Joe Gordon is ForbiddenPlanet.co.uk’s chief blogger, which he set up in 2005. Previously, he was professional bookseller for over 12 years as well as a lifelong reader and reviewer, especially of comics and science fiction works.

5 Responses to Darwin: a Graphic Biography

  1. Horst D. Deckert says:

    Why are there still apes, if those were allegedly our ancestors?

  2. BaldySlaphead says:

    Wahey – just came on here to say I thought the book looked great, and I find one of the worst Creationist arguments ever as the first comment!

    1) Modern apes and human beings are both decended from a common ancestor. Modern apes are NOT our ancestor.
    2) It does not follow that because one species has evolved to become two that the original species need become extinct.

    Anyway, the book looks great.

  3. foobarmojomgrath says:

    To commenter #1: Apes that you see today are NOT our ancestors. THEIR ape ancestors are the same as OUR ape ancestors. Both of our species descended from the SAME ancestor. Since us and extant (currently alive) apes share certain (and many) features, we know that our ancestors must have shared these features.
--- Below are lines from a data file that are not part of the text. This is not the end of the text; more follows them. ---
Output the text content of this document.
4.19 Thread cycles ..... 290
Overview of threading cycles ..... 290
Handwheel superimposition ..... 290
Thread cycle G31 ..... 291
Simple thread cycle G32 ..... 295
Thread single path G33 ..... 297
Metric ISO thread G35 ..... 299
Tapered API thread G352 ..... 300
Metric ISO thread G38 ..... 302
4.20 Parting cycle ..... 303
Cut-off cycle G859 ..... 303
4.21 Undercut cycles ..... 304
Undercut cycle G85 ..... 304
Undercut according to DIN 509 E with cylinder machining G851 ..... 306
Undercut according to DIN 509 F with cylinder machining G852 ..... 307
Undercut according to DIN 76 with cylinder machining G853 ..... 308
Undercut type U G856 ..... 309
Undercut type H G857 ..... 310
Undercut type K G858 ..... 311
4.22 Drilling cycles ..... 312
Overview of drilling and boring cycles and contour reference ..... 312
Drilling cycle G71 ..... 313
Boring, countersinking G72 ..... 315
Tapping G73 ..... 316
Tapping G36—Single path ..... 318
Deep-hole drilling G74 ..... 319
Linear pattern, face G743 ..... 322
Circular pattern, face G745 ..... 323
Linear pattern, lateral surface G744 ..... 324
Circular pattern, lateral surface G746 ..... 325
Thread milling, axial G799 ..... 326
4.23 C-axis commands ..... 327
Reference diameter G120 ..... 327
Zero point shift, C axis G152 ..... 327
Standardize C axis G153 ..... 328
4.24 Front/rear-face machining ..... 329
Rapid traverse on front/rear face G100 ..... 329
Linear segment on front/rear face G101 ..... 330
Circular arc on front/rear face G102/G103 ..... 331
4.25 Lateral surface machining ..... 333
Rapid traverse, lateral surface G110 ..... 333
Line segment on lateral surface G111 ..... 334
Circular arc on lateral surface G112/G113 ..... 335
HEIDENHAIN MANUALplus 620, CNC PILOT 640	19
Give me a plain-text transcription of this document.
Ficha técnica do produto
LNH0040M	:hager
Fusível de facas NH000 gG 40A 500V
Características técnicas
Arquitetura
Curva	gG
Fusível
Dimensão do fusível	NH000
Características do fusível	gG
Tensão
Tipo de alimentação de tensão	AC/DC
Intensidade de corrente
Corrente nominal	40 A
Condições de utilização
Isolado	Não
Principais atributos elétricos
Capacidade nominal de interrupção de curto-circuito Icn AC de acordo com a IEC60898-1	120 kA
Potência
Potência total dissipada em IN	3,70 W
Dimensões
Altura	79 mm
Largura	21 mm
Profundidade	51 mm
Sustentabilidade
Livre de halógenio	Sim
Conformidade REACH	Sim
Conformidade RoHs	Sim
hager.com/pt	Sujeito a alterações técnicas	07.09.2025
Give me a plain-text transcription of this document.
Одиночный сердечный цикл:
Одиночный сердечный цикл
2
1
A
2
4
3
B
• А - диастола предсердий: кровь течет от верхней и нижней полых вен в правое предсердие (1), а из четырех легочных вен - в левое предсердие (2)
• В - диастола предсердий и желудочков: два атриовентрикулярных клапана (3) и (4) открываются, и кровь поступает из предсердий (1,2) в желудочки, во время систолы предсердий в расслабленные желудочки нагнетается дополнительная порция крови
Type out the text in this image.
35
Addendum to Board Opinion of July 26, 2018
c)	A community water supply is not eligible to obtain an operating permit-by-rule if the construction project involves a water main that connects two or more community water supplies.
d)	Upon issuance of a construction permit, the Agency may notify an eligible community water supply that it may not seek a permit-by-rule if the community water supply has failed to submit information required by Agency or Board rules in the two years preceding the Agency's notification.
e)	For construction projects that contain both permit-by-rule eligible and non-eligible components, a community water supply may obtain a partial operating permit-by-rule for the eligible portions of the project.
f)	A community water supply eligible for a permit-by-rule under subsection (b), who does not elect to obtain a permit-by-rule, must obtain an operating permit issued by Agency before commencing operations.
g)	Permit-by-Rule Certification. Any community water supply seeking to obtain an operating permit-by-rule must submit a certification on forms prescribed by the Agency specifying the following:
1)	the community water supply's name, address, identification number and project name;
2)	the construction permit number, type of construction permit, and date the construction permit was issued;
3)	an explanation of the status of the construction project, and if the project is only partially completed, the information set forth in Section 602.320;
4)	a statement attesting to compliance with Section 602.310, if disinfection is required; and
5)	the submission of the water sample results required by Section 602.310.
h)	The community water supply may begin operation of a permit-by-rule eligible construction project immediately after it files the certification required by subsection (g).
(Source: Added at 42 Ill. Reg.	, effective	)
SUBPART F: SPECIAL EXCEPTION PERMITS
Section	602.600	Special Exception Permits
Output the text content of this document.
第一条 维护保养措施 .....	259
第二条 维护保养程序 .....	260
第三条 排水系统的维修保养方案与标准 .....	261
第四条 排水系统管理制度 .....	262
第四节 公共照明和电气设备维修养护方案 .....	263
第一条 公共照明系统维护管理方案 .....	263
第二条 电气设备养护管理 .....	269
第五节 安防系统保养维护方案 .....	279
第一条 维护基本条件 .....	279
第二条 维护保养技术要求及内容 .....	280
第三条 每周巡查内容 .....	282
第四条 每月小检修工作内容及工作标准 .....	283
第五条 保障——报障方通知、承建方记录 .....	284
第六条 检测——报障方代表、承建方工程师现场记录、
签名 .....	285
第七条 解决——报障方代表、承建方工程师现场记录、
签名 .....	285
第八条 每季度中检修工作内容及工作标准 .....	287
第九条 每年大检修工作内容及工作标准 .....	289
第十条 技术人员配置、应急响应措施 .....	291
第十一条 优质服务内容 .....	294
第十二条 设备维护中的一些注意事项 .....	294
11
Since the ancestral features were consistent with what we describe as an ape, our ancestors must have been apes. It’s really quite simple.

  4. JC says:

    This looks like it could be a fantastic way to educate just about anybody on one of the most important figures in human thought….from children to adults, as illustrated by the first comment above….
    The very fact that the misconception that we are “descended from monkeys” lives on to this day is one of the reasons that a graphic novel like this is necessary, since Origin of the Species is TLDR (too long, didn’t read) for just about everybody…

  5. Derek says:

    Why are there still men, if those were allegedly our ancestors?